Census data also showed an increasingly aging population: Addison County’s median age rose by more than five years. Each county town’s median age increased by at least 1.6 years, with a high of 9.5 years recorded in Waltham.
Showing the influence of the college, Middlebury was not only the county’s largest but also the youngest community, with a median age of 28.2 years old.
By 2010, the statewide median age had increased to 41.5, and the county’s was right behind at 41.3, meaning Addison County’s median age rose 5.2 years during the decade.
The county’s oldest towns are Goshen, 50.7 median age; Waltham, 48.6 median age; and Hancock, 48.3 median age.

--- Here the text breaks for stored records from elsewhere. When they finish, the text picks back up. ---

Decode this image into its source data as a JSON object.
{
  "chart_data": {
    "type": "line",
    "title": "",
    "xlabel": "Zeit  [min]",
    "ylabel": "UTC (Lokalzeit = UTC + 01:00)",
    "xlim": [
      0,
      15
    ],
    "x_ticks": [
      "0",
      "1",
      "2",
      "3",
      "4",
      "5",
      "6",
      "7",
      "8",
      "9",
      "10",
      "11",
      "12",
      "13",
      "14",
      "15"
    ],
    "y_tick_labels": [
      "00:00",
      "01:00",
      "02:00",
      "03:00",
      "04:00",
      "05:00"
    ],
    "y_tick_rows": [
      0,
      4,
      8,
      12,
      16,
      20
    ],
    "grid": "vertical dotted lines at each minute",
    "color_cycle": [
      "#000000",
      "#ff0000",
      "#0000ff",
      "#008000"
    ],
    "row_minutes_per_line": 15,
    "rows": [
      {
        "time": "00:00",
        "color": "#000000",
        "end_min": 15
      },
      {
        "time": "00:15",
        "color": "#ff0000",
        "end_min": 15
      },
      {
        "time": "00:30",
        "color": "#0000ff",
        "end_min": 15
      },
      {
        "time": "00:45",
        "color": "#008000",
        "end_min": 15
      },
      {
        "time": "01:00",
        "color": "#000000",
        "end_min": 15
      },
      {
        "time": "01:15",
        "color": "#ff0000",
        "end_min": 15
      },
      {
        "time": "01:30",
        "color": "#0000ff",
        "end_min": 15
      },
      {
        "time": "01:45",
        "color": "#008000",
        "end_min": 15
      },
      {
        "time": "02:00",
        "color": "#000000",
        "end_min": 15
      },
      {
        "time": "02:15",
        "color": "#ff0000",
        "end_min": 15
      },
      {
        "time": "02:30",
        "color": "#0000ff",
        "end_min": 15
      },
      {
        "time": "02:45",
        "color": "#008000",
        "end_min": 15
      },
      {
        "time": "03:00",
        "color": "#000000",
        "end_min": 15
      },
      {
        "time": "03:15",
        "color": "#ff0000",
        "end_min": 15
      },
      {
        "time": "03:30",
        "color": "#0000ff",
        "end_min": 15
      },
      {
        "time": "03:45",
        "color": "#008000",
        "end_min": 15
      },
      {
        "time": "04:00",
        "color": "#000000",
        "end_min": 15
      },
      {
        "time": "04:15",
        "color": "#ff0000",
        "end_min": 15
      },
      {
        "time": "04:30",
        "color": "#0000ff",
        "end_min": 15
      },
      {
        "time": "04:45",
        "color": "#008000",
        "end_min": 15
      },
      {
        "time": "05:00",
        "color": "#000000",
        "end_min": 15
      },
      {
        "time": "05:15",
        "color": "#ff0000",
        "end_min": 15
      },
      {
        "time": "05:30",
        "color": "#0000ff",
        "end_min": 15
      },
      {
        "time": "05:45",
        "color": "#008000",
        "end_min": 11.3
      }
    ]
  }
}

10: Bristol industrial park revived
When Bristol’s largest employer, cosmetics and personal care products manufacturer Autumn Harp, packed up and left in 2009, it also took its 160 full-time jobs.
At the beginning of 2011, however, good economic news came to Bristol. Local entrepreneur Kevin Harper laid out a plan to revitalize the former Autumn Harp plant and turn it into a multi-use business campus called Bristol Works LLC.
He and the other three Bristol Works partners, who bought the park from J.P. Carrara, have big hopes to turn the facility’s more than 35,000 square feet of space into a hotbed for value-added agriculture products, renewable energy manufacturing and health care.
Harper’s partners in the Bristol Works venture are well known in Vermont business circles: David Blittersdorf is president and CEO of AllEarth Renewables, Robert Fuller founded several popular restaurants as well as the Bristol Bakery and Café, and Kim Smith owns the Marble Works business complex in Middlebury. Harper, who founded Autumn Harp in 1977 and moved operations to the Bristol facility in 1991 (before selling the business), is leading this entrepreneurial dream team through development of a multifaceted business park in Bristol.
But Bristol’s Zoning Board of Adjustment (ZBA) struggled with the mixed-use element of this proposed project. The facility previously hosted various manufacturing uses, but only one type at a time. Never before had a conditional use permit applicant applied for so many uses at once.
To make matters worse for the Bristol Works partnership, an anonymous letter was circulated through Bristol calling on townspeople to oppose the project. Running tangential to that letter’s aim, however, Bristol residents came out in droves to the ZBA hearings to offer support for the business campus, as townspeople touted the project’s economic and job-growth potential.
After two months of heated public debate and careful consideration, the Bristol ZBA voted 7-0 in favor of issuing Bristol Works a “comprehensive” conditional use permit for the 5.5-acre space of Munsill Ave.
The bicycle vacation company VBT was the building’s first tenant in March, moving its sales team into an office. The Vermont value-added food delivery service Graze was up and operating in a manufacturing space in April, but later moved to Vergennes.
In addition, the staff from the Addison Northeast Supervisory Union moved into a custom-retrofitted office in October, the Bristol Bakery and Café (which Harper owns) will operate its wholesale business out of the building, and Harper is hoping the Five Town Health Alliance will get the federal funds needed to move a new Federally Qualified Health Center into the facility.
The partners are also hoping a renewable energy business will move into a manufacturing space sometime this New Year.